If lesions widespread eg > 10% body surface area arrange urgent referral to dermatology for consideration of phototherapy.
Not widespread - options for treatment include: no treatment if person not concerned about appearance or impact or topical treatments.
Topical treatments: Emollient, potent topical corticosteroid plus vitamin D applied once daily but at different times.
Review after four weeks of commencing treatment.
See CKS for further information on treatment failure.
Ongoing treatment failure consider if alternative diagnosis or arrange referral to dermatology.
Trunk and Limbs
General lifestyle advise - smoking cessation, alcohol intake, weight loss if appropriate
Assess for stress, distress, anxiety and/or depression and manage appropriately
Offer advise - not infectious, treatment to control symptoms rather than cure, complete clearance may not be possible, sources of information
Offer treatment with topical preparations - emollient, topical steroids and topical Vitamin D
Review four weeks after commencing treatment
Arrange review at least annually if using multiple intermittent or short courses of potent corticosteroids
Assess cardiovascular risk at least every five years
Give information leaflet on topical treatments for psoriasis
Nail Psoriasis
Provide sources of information and support
Advise person to keep nails short, avoid manicure of cuticle and avoid fake nails
If nail disease mild with no discomfort or distress no treatment needed.
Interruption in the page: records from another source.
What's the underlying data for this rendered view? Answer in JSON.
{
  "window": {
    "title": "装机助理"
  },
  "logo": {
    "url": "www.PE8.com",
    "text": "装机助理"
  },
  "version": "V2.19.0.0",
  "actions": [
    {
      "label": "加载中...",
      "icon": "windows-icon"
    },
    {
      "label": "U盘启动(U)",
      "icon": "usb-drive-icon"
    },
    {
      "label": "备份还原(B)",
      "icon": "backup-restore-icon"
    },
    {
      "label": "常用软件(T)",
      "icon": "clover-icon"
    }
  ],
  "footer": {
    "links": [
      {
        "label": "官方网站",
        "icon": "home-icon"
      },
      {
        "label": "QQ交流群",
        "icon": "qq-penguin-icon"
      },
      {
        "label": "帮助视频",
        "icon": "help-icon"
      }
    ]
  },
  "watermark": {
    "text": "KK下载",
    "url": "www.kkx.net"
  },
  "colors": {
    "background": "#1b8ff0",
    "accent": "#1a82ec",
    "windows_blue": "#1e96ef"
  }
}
Nail disease severe and having major functional or cosmetic impact - consider alternative diagnosis / arrange referral to dermatologist
Pustular or Erythrodermic Psoriasis
Generalized - medical emergency - arrange immediate same day assessment from specialist dermatologist
Localized - Provide sources of information and referral to dermatology urgency dependent on clinical judgement
Assessment
Ask about
Sites and extent of involvement
Any known trigger factors
Symptoms of systemic illness such as fever, malaise, weight loss, especially if medical emergencies such as generalized pustular psoriasis or erythrodermic psoriasis are suspected
Articular symptoms of unexplained joint stiffness, pain or swelling, or nail changes that may suggest psoriatic arthritis.
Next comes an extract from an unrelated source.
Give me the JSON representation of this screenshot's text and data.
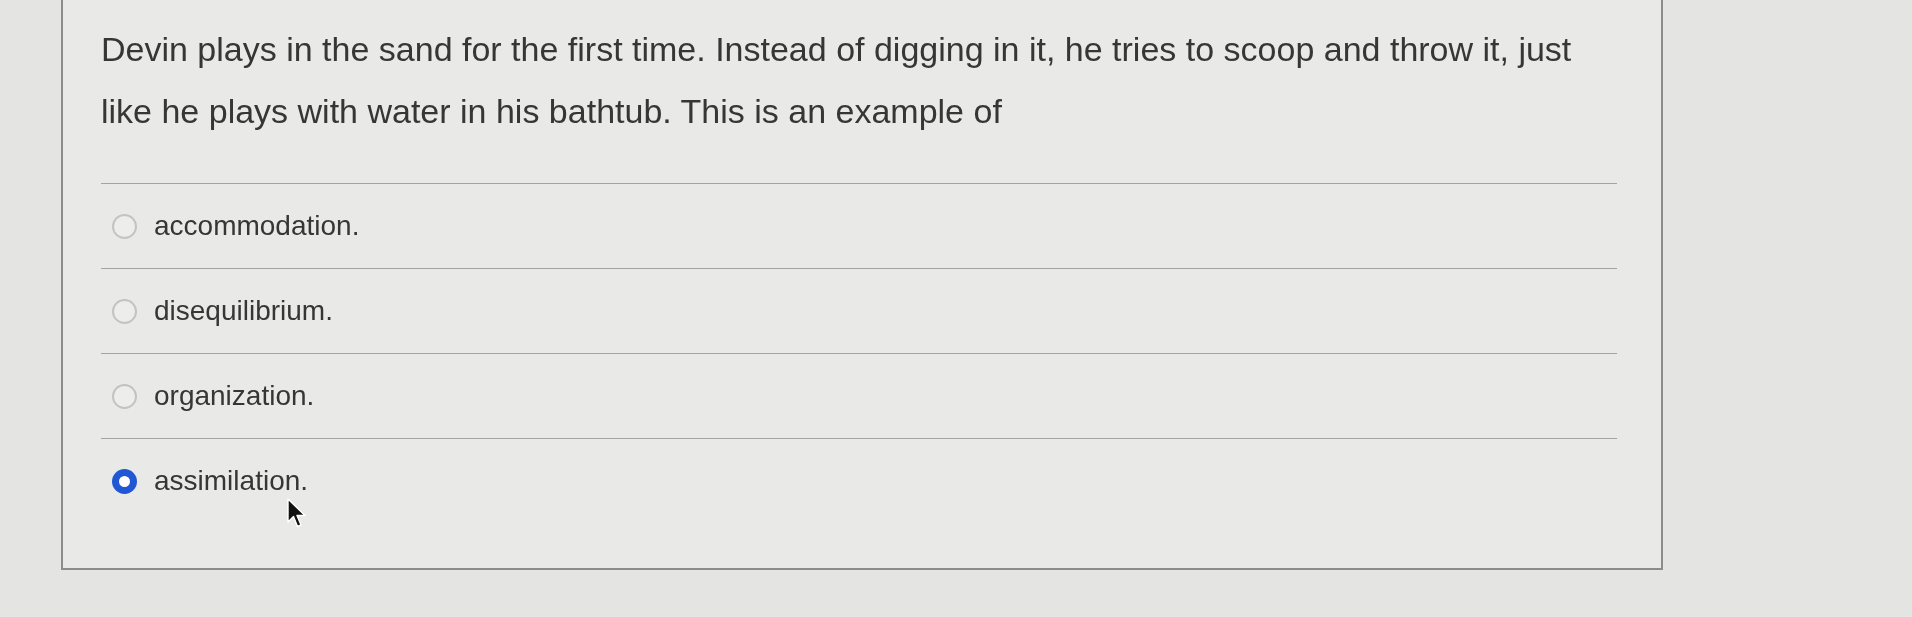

Symptoms of skin involvement such as itch, irritation, burning pain, bleeding and scaling.
Associated conditions such as IBD or obesity
Any over the counter treatment used
Assess the person's perceptions of severity of psoriasis - 7-point Patient's Global Assessment
Consider using Dermatology Life Quality Index tool to assess impact of Psorisis
Assess any associated stress, distress, anxiety or depression.
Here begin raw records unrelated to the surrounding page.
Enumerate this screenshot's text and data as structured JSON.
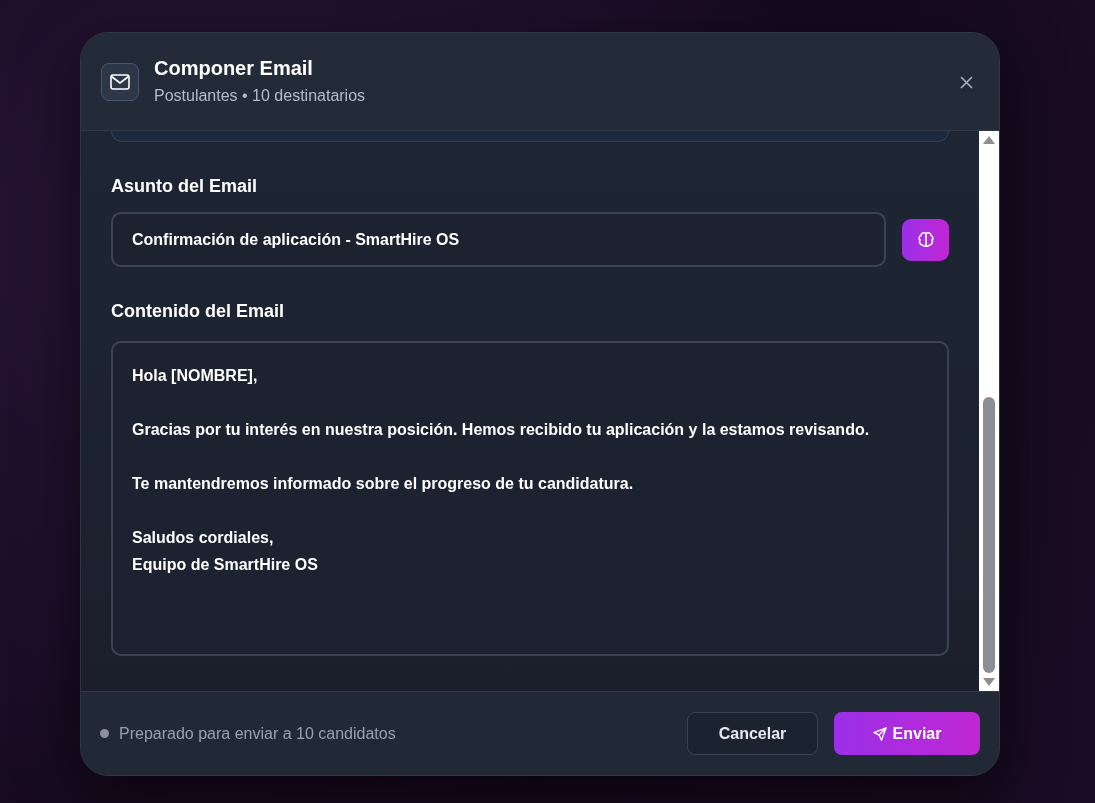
{
  "dialog": {
    "title": "Componer Email",
    "subtitle": "Postulantes • 10 destinatarios"
  },
  "subject": {
    "label": "Asunto del Email",
    "value": "Confirmación de aplicación - SmartHire OS"
  },
  "content": {
    "label": "Contenido del Email",
    "value": "Hola [NOMBRE],\n\nGracias por tu interés en nuestra posición. Hemos recibido tu aplicación y la estamos revisando.\n\nTe mantendremos informado sobre el progreso de tu candidatura.\n\nSaludos cordiales,\nEquipo de SmartHire OS"
  },
  "footer": {
    "status": "Preparado para enviar a 10 candidatos",
    "buttons": [
      {
        "kind": "secondary",
        "label": "Cancelar"
      },
      {
        "kind": "primary",
        "label": "Enviar"
      }
    ]
  }
}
Family history of psoriasis
Assess Cardiovascular risk - QRISK
Examination
Size and shape - plaque psoriasis generally large plaques, guttate smaller droplet lesions. Clear delineation between normal and affected skin.
Number of lesions - varies
Distribution - often occurs on elbows, knees, trunk, flexures, sacral and natal cleft, scalp and behind the ears, and umbilicus
Severity of lesions - 7 point Physician's Global Assessment score
Assess the skin lesions over the whole body to classify the type of psorasis
Surface features - smooth, scaly, pustular
Signs of systemic illness hypothermia, weight loss, dehydration, tachycardia, hypotension
Colour - pink or red, may not be obvious in those with pigmented skin. Scale typically silvery in colour.
Involvement of other areas - eg joints/nails
Assess and document the proportion of total body surface area affected - estimated using Rule of Nines
Psoriasis is a systemic, immune-mediated, inflammatory skin disease which typically has a chronic relapsing-remitting course, and may have nail and joint (psoriatic arthritis) involvement. The skin lesions of psoriasis are characterized by: Epidermal hyperproliferation — cells multiplying too quickly, Abnormal keratinocyte differentiation — cells not maturing normally, Lymphocyte inflammatory infiltrate — the presence of cells which cause inflammation.